Sailplane with ATV

Here's some details on how the ATV installation went in the sailplane. Sorry, no pictures of the installed setup, because it was cannibalized before I got the digital camera.

The antenna was a "bent dipole" made from copper foil tape on the vertical stabilizer and the fuselage. Having a network analyzer at work made figuring out the dimensions pretty easy. I just stuck the tape onto a piece of paper, hung it up, and started adjusting the angle and length until I had a decent match. Then, I copied the design onto the airplane, and repeated for a final trim (negligible trimming was actually required). The feed was just a coax line running up the fuselage (balun? we don't need no stinkin' balun, who cares if the feedline screws up the pattern) terminated in a male SMA that connected to the TXA5-70's output (which had a female SMA).

The sailplane was an ARF (almost ready to fly) kit with a 2m wingspan. Adding the camera and transmitter to the nose made it a bit heavy, so the sink rate was pretty high and you had to fly it pretty fast (I had a friend fly it, since I am a lame R/C pilot). I did find out a few interesting things. The receiver was fed by a drooped groundplane type 1/4 wave vertical antenna on a mike stand. Multipath was EVIL. The picture would go from sparkling clear and full color (very impressive) to total snow and back in seconds. A most impressive demonstration of Rayleigh fading. The periodic station ID required was handled by the simple expedient of pointing the plane's camera at a piece of paper with W6RMK (my call) printed on it in big letters.

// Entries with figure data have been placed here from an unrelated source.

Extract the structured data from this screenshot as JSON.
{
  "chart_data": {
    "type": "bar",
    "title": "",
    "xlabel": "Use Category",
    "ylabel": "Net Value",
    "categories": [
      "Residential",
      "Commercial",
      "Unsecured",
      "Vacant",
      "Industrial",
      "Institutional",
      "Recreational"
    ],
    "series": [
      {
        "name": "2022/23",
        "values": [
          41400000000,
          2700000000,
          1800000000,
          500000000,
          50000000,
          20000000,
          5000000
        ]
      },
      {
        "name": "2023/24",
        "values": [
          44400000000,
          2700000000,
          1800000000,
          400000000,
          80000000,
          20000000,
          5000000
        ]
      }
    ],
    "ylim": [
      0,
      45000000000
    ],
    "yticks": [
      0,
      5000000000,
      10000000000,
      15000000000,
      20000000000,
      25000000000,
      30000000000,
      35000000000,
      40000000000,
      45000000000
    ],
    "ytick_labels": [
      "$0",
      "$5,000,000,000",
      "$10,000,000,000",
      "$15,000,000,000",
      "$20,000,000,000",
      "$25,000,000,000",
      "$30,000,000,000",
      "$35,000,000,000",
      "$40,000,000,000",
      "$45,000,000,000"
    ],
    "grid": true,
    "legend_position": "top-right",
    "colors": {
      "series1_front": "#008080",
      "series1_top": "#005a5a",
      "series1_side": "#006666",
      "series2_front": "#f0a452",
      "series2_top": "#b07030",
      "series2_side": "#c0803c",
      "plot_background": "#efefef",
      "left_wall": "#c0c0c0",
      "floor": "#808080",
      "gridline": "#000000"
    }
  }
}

Here's the nose of the plane. The R/C receiver and its batteries installs under the push rods, instead of the nose where it normally would go on this kit). The R/C receiver antenna is fed through a lowpass feed through in the canopy. Copper foil tape provides the ground plane for the feedthrough, and also was used to create a shielded box for the receiver.

Eventually, the radio batteries were moved up front, under the nose.

fuselage thumbnail

(full size image 76 kByte)

Here's a view with the "canopy" removed. The video equipment (the PC board for the camera, and the PC board for the ATV transmitter) goes in the front compartment. You can see the copper foil added to make a sort of "shielded box". Nose of the plane is covered in PVC tape for two reasons: 1) To hold everything on; and 2) to hold the ballast weights in place.

open front fuselage thumbnail

(full size image 67 kByte)

The bent dipole antenna on the tail. RG-174 coax goes forward along the fuselage, and then comes up into the very nose of the plane, where the camera was mounted.

tail 70cm antenna thumbnail

(full size image 67 kByte)

Weight and Balance problems

The real problem with this setup is that it added enough mass to the plane to really increase the sink rate. In order to keep it flying, you had to be going pretty fast, or have a huge updraft wind to hold it up. Bob sith, my R/C flying friend, who was actualy trying to fly the plane, suggested a "power pod", and, if I ever fool with this again, that's probably what I'll do.